As compared to Awareness OOH, Engagement OOH:

  • Relies more heavily on the brand story than it does on the channel (or “screen”)
  • The media component is driven by targeted personalization, not mass reach
  • In one sense, the brand is can be the center, but communicate to one.  In another sense, the consumer is at the center and the brand has the ability to engage with them.  The key is that it’s a personalized communication
  • It’s a push/pull message, meaning it’s a “talk-with” communication, meaning it’s a 2-way communication, meaning there is actually real brand/consumer engagement
  • Consumers are guided down the funnel by interaction
  • The brand story is the thing keeps everything connected

So, maybe we still need to be talking in 1995 speak.  I have a feeling that the industry is going to continue to talk in these terms, at least for the foreseeable future.  If you look at social media and the way it had been talked about until the last year or so, it was all talked about differently, too.  Now, there are enough buzz words that can make someone feel sick.  But whenever I hear “DOOH” or “digital signage,” I always stop and give it pause and really try to determine what people are talking about.  And most of the time, they are talking about true “digital” Out-of-Home or true “digital” signage.  Interactivity is either an afterthought or void from the thought altogether.
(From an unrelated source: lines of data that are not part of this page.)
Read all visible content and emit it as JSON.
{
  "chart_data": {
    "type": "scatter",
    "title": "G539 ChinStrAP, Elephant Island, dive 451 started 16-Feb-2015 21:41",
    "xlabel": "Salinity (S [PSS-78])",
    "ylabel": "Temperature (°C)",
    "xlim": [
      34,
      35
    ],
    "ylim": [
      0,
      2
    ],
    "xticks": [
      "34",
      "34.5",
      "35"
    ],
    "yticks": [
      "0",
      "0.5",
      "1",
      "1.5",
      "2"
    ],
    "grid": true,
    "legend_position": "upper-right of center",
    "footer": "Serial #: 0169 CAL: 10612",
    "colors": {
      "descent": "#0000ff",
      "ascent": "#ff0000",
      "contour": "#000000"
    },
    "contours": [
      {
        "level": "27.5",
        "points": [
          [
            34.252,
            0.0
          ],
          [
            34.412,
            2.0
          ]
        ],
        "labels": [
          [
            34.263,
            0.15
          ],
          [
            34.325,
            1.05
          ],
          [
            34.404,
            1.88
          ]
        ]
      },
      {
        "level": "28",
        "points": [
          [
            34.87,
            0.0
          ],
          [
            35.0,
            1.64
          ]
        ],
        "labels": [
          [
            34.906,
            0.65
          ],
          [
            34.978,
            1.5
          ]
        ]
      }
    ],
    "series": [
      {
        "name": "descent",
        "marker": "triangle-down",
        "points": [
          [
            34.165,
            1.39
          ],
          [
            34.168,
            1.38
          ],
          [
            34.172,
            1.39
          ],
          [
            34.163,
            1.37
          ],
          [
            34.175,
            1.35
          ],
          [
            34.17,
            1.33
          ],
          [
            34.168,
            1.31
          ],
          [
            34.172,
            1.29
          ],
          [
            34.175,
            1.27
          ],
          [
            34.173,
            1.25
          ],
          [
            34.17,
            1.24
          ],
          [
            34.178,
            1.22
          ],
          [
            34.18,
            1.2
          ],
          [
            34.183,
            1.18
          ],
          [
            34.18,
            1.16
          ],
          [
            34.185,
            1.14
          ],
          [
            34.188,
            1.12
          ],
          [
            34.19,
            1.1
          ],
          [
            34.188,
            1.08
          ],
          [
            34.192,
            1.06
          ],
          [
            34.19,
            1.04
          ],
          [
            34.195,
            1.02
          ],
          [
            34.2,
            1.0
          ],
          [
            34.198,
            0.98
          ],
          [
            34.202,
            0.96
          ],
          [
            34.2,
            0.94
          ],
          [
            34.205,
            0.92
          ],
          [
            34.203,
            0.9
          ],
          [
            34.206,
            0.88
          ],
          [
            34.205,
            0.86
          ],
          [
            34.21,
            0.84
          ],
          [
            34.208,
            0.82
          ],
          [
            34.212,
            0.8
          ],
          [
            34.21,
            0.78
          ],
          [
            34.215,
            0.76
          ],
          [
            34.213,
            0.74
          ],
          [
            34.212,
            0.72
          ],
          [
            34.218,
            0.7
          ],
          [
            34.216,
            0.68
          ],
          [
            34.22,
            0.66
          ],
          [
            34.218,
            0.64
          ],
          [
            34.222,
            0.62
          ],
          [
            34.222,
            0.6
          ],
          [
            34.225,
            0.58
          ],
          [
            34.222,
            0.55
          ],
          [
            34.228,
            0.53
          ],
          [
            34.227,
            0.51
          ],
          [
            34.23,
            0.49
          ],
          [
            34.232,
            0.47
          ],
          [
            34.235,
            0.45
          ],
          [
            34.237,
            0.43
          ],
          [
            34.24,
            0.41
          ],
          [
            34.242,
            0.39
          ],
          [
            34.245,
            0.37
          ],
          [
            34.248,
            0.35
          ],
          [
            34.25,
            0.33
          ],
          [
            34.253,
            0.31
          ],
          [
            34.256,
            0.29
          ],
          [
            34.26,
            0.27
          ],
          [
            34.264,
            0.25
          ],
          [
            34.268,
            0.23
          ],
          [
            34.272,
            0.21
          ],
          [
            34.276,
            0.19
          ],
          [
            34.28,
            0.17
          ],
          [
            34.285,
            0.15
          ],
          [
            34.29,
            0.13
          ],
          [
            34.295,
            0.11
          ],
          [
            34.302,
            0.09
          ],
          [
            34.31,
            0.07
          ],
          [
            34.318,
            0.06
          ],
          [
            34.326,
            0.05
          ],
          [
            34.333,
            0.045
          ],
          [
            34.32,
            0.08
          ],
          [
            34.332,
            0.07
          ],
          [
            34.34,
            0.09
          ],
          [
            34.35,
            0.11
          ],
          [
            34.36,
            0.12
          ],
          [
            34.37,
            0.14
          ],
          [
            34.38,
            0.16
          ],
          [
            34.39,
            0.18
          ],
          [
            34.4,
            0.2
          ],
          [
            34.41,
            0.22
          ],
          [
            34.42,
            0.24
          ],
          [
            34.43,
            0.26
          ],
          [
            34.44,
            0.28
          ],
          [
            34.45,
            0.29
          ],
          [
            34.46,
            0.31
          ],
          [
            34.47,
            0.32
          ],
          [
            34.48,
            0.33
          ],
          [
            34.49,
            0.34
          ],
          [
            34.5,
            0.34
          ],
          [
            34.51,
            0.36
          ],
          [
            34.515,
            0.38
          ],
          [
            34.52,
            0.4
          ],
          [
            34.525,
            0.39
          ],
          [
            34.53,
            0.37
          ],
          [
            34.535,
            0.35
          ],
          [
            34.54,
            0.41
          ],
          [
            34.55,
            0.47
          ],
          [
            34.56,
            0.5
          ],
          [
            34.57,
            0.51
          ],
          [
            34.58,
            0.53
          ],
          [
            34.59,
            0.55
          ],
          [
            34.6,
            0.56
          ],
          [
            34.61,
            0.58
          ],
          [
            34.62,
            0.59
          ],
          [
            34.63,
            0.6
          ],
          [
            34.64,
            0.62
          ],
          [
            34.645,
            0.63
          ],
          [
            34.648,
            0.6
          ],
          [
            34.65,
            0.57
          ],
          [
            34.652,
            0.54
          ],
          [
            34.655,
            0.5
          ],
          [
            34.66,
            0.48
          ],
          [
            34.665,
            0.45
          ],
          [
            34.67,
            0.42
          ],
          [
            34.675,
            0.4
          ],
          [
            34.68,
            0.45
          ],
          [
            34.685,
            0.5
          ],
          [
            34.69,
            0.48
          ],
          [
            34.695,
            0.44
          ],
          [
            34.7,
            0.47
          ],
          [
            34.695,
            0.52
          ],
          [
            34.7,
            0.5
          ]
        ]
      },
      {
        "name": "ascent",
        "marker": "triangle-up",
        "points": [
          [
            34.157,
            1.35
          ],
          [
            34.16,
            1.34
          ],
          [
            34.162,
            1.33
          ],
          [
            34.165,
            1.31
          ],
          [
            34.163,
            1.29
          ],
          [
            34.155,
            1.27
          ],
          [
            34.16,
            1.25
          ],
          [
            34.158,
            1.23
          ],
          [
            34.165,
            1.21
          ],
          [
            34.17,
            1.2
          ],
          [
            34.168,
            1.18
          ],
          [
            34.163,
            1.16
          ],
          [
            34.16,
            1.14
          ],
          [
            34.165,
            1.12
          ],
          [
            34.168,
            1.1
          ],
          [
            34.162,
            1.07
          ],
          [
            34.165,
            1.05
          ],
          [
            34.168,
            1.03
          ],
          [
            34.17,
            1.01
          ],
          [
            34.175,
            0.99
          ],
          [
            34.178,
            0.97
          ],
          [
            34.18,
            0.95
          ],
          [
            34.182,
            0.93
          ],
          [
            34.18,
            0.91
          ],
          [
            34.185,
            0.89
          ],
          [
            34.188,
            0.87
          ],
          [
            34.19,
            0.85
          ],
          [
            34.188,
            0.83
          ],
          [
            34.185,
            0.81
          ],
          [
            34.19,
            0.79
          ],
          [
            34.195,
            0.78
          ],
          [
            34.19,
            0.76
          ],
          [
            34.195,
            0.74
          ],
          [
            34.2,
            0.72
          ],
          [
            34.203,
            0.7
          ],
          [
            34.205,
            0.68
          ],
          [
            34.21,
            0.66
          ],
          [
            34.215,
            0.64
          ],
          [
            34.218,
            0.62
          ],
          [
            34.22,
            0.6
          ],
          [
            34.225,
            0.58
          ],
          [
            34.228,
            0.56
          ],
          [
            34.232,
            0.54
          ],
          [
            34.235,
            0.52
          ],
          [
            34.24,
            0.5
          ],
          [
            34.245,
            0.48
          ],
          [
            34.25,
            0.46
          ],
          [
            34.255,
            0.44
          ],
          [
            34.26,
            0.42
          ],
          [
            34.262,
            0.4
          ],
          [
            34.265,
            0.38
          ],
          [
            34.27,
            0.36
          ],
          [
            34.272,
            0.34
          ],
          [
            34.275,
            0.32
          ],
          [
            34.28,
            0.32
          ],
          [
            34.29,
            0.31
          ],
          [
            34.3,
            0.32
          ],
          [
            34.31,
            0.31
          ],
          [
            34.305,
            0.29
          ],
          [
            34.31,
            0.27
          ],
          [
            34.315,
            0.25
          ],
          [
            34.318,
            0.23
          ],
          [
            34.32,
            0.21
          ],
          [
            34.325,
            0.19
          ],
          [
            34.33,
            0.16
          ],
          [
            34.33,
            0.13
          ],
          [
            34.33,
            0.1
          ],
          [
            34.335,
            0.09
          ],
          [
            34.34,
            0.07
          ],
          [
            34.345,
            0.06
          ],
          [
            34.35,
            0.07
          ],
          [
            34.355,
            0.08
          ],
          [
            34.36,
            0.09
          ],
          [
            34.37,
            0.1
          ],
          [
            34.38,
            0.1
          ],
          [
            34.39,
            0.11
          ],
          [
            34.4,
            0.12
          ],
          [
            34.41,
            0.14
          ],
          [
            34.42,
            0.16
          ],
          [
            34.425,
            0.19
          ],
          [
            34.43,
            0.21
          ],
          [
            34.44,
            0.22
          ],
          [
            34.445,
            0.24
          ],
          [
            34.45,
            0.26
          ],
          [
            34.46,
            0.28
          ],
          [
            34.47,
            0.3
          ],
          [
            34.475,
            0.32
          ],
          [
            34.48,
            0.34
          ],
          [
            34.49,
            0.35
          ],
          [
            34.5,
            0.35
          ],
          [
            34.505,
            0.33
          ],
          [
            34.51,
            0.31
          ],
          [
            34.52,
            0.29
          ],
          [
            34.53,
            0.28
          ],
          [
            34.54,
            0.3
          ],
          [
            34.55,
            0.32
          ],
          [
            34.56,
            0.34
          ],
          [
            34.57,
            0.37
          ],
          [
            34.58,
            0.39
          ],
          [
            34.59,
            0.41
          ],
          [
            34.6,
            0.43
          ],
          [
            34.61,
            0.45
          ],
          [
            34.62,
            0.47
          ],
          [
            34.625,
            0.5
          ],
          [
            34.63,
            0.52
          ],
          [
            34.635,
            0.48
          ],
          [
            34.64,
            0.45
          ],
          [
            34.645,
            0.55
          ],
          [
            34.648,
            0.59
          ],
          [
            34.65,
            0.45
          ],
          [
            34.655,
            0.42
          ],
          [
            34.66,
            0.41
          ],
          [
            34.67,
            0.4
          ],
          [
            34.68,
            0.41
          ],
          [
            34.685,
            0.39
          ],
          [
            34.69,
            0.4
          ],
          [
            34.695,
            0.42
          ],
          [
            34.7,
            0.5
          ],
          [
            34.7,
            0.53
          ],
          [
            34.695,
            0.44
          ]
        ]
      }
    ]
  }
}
I just look at it a little bit differently.  For every action, there is a reaction and we have the responsibility, not to mention the opportunity, to be there and interact and have a 2-way communication so the relationship doesn’t end as soon as they walk away.  It gets stronger.  I believe that can only happen through engagement.

It’s important to note that I am not a media guy and never have been.  I’ve always been an experience guy, so that’s immediately where my mind goes, regardless of the “channel.”  I love this space because it truly is a blank canvas, not confined by structure or surface, or technology or medium – only by the limits of our imagination and the strength of a brand’s story.  I’m going to be speaking at CETW in a couple of weeks on Incorporating Digital/Interactive Out-of-Home into Campaign Strategy and from my point of view, after we understand who we’re talking to, the very next question I would want to answer is, “is it Awareness OOH” or “Engagement OOH?”  What do we want to create?  Do we want to push messages out?  Or do we want to engage with consumers around our messages?  This would tell me what technology (or not) I need – display technology or enabling technology – thus defining what the “true” OOH was.

My story still isn’t complete.  It isn’t as focused as I’d like it to be, but I think it’s getting there.  I’d love to hear your thoughts, if you care to share them.  This is truly an evolving space that requires evolving thought, so in my opinion, the more the merrier.